Elas pedirão indenização por quais danos materiais e imateriais?
Além do dano moral, pelo custo da viagem, celulares que foram apreendidos e elas tiveram que comprar novos, lucros cessantes, gastos com profissionais como advogado e psicólogo, dentre outros.
A Kátyna já sofreu um aneurisma e precisava tomar um medicamento específico. Liguei e peticionei várias vezes ao presídio, juntei atestado e abordei o tema dos medicamentos na audiência de custódia, contudo forneceram a ela somente um remédio que já tinham disponível na prisão e que não era compatível com o que ela deveria utilizar. A saúde da Kátyna foi extremamente agredida e o caso dela foi flagrantemente ignorado. Vamos pedir indenização em decorrência dessa ilegalidade também.
O Ministério Público e a Polícia se manifestaram na ação de indenização?
Não, e esta é uma crítica que temos em temos gerais. Não somos comunicados de nada, não sabemos quais procedimentos investigativos ainda estão sendo providenciados ou se sequer existe algum suspeito.
Alguém provavelmente iria pegar as malas [com cocaína] no aeroporto, que é um ambiente seguro, cheio de câmeras.
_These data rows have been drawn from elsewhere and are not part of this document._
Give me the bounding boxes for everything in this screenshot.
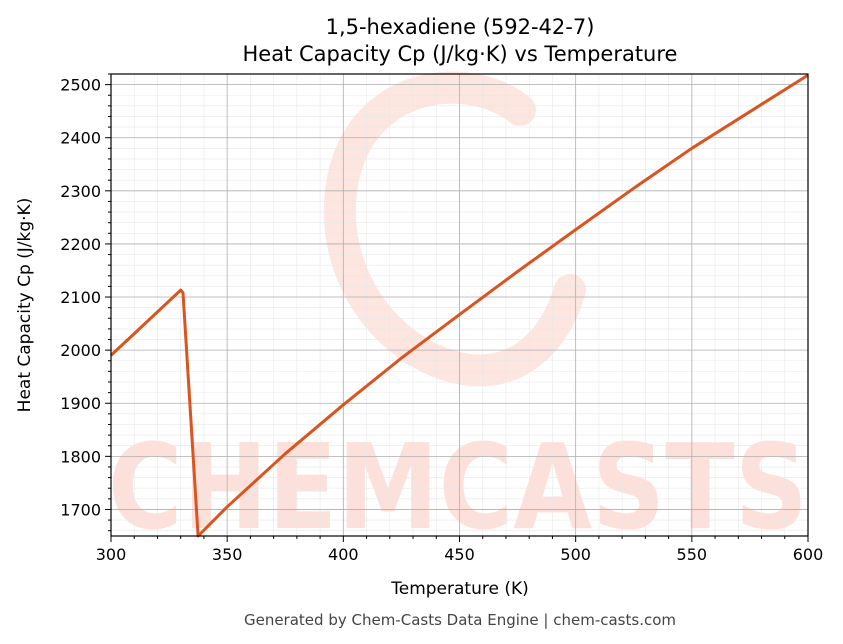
- y-tick-label: 2100: [60, 288, 101, 307]
- x-tick-label: 550: [677, 545, 708, 564]
- chart-title: 1,5-hexadiene (592-42-7): [326, 15, 595, 39]
- series-line-heat-capacity: [109, 73, 809, 538]
- x-tick-label: 450: [444, 545, 475, 564]
- y-axis: 1700 1800 1900 2000 2100 2200 2300 2400 2500: [60, 73, 111, 532]
- chart-subtitle: Heat Capacity Cp (J/kg·K) vs Temperature: [243, 42, 678, 66]
- x-tick-label: 300: [96, 545, 127, 564]
- y-tick-label: 2400: [60, 129, 101, 148]
- major-grid: [110, 74, 809, 536]
- x-axis: 300 350 400 450 500 550 600: [96, 536, 824, 564]
- y-tick-label: 2000: [60, 341, 101, 360]
- y-tick-label: 1700: [60, 500, 101, 519]
- svg-text:CHEMCASTS: CHEMCASTS: [108, 418, 808, 556]
- series-layer: [109, 73, 809, 538]
- x-tick-label: 350: [212, 545, 243, 564]
- y-tick-label: 2300: [60, 182, 101, 201]
- x-tick-label: 500: [560, 545, 591, 564]
- x-tick-label: 600: [793, 545, 824, 564]
- chemcasts-watermark: CHEMCASTS: [108, 71, 808, 556]
- y-axis-label: Heat Capacity Cp (J/kg·K): [15, 198, 35, 413]
- y-tick-label: 1900: [60, 394, 101, 413]
- footer-credit: Generated by Chem-Casts Data Engine | ch…: [244, 611, 676, 629]
- x-axis-label: Temperature (K): [390, 579, 529, 599]
- y-tick-label: 2500: [60, 76, 101, 95]
- y-tick-label: 2200: [60, 235, 101, 254]
- y-tick-label: 1800: [60, 447, 101, 466]
- x-tick-label: 400: [328, 545, 359, 564]
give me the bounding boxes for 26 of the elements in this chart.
Acreditamos que se o caso tivesse recebido melhor atenção, os verdadeiros criminosos não teriam escapado tão facilmente enquanto duas inocentes eram presas.
Inclusive elas foram mantidas presas mesmo após o consulado [brasileiro], amigos e familiares terem se mobilizado para oferecer endereço fixo e caução.
Como receberam a decisão que atesta o direito de elas serem indenizadas?
Foi muito gratificante. Sabemos que elas são inocentes, mas ler um documento oficial afirmando que o governo alemão tem a obrigação de indenizá-las é o primeiro passo para se fazer Justiça.
Você considera que houve falhas do governo e da Justiça da Alemanha nesse caso?
Com certeza, considerando a forma como elas foram tratadas mesmo depois de termos apresentado excelentes provas, relatórios da Polícia Federal brasileira com assinatura digital, que poderiam inclusive ter a veracidade facilmente verificada pela internet. Fato foi que o Ministério Público alemão não as aceitou, alegando que deveriam receber as provas por "via oficial", talvez sob desconfiança de que teriam sido manipuladas. Pensamos que a Polícia Federal alemã e o Ministério Público alemão tinham condições de verificar a veracidade das provas e não deveriam simplesmente desclassificá-las sem sequer analisá-las.
Acionamos o Ministério da Justiça brasileiro, que enviou um pen-drive com todos os vídeos e demais provas através de um piloto da Lufthansa. Este material foi entregue para a autoridade alemã responsável, e a polícia alemã e o Ministério Publico alemão então analisaram as imagens e decidiram liberta-las da prisão.